The Prepare Section vs. the Sign Section
Form 1120 has TWO signature sections on page 1: the taxpayer signature (the LLC owner) and the paid preparer signature. Don't confuse them.
**Sign Here (Taxpayer)**: this is where YOU sign as the owner. Use your real name and "Owner" (or your chosen title) for the title field.
**Paid Preparer Use Only**: this is for a tax professional who prepared the return for compensation. If a CPA helped you, they sign here with their PTIN. If you prepared it yourself, leave this section blank — do NOT sign here as the taxpayer.
What Title to Use
For a single-member LLC, the simplest title is "Owner." Other acceptable options listed in Form 1120 instructions: President, Vice President, Treasurer, Assistant Treasurer, Chief Accounting Officer, Tax Officer (any corporate officer with signing authority).
For a one-person foreign-owned LLC, "Owner" is the cleanest and most truthful.

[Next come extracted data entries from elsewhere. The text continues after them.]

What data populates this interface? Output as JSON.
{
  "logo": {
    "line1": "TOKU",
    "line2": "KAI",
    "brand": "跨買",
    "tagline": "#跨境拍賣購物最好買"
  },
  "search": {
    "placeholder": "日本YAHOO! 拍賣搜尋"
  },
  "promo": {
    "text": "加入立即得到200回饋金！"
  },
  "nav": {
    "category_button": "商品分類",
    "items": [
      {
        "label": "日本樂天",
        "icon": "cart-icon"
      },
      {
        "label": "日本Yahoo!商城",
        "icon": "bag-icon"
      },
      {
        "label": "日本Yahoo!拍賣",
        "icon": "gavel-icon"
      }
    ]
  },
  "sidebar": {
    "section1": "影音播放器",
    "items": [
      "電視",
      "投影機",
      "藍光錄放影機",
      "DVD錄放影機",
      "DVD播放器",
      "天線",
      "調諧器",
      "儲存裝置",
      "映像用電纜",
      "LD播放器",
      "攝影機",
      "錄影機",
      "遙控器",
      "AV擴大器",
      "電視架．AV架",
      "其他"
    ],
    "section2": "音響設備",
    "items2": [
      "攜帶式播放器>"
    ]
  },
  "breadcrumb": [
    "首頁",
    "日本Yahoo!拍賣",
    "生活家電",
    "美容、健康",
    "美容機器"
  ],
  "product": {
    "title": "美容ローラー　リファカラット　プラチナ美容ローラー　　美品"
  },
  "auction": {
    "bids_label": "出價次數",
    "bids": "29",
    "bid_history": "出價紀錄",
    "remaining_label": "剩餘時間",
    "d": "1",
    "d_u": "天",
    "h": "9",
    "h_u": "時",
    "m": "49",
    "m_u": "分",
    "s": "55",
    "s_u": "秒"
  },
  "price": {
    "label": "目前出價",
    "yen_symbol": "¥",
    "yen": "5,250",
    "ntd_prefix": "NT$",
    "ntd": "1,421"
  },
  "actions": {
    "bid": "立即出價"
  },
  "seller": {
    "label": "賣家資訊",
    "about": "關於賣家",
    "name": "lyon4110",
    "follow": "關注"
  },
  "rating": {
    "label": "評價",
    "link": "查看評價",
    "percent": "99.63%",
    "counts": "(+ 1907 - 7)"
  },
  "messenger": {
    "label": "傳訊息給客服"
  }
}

It accurately describes your relationship without inflating titles. "President" or "CEO" works too if you formally adopted those titles in operating documents.
Don't Sign in the Preparer-Only Section by Mistake
The preparer-only signature line has a PTIN (Preparer Tax Identification Number) field. If you sign there and don't have a PTIN, you're misrepresenting yourself as a paid tax preparer.
Always sign in the taxpayer Sign Here section. The taxpayer signature doesn't require a PTIN — that's only for professional preparers.
Defensibility: Wet Sign Is Stronger Than Digital
If a filing is ever questioned (audit, signature challenge, dispute), a wet signature is significantly more defensible than a digital one. A digital signature can be challenged as "not actually from you" — someone could theoretically copy a digital signature image. A wet signature, captured at the moment of signing on paper, is harder to fake.
The video author emphasizes: even though it's more work, the wet-sign-print-scan workflow is much more defensible. If you ever face a dispute about whether you actually signed the filing, the wet signature is your best evidence.
If You Must Use Digital Signature (Last Resort)
If you genuinely can't print and sign (no printer, no scanner, no smartphone scanner), you can use Acrobat's Fill & Sign signature feature or upload a signature image. This works but is less defensible. The video author doesn't recommend this for IRS filings, but acknowledges it's sometimes the only option.
If you must use digital, capture the signature once (high-quality scan), use it consistently, and store the original signature image securely. Don't reuse the same digital signature across multiple unrelated documents — that compromises your ability to claim each was uniquely signed.
Frequently Asked Questions
Can I sign with a stylus on an iPad screen?
Technically possible, but the IRS treats this as a digital signature, not wet ink. For a pro forma 1120 filing, the safer choice is print → ink → scan. Save stylus signatures for documents where digital is explicitly allowed.
What if my hand-signed signature comes out messy when scanned?
As long as the signature is clearly a signature (not a typed name), the IRS accepts it. A scribbled signature is fine — it's a personal mark, not an artwork. Just don't leave the field blank or type a name.
Do I need to print Form 1120's signature page on the same paper as the rest of the form?
Ideally yes — print all pages on the same paper stock, sign page 1, scan all pages together. If you must scan only the signed page separately, combine it with the other pages in your PDF editor to make the final package.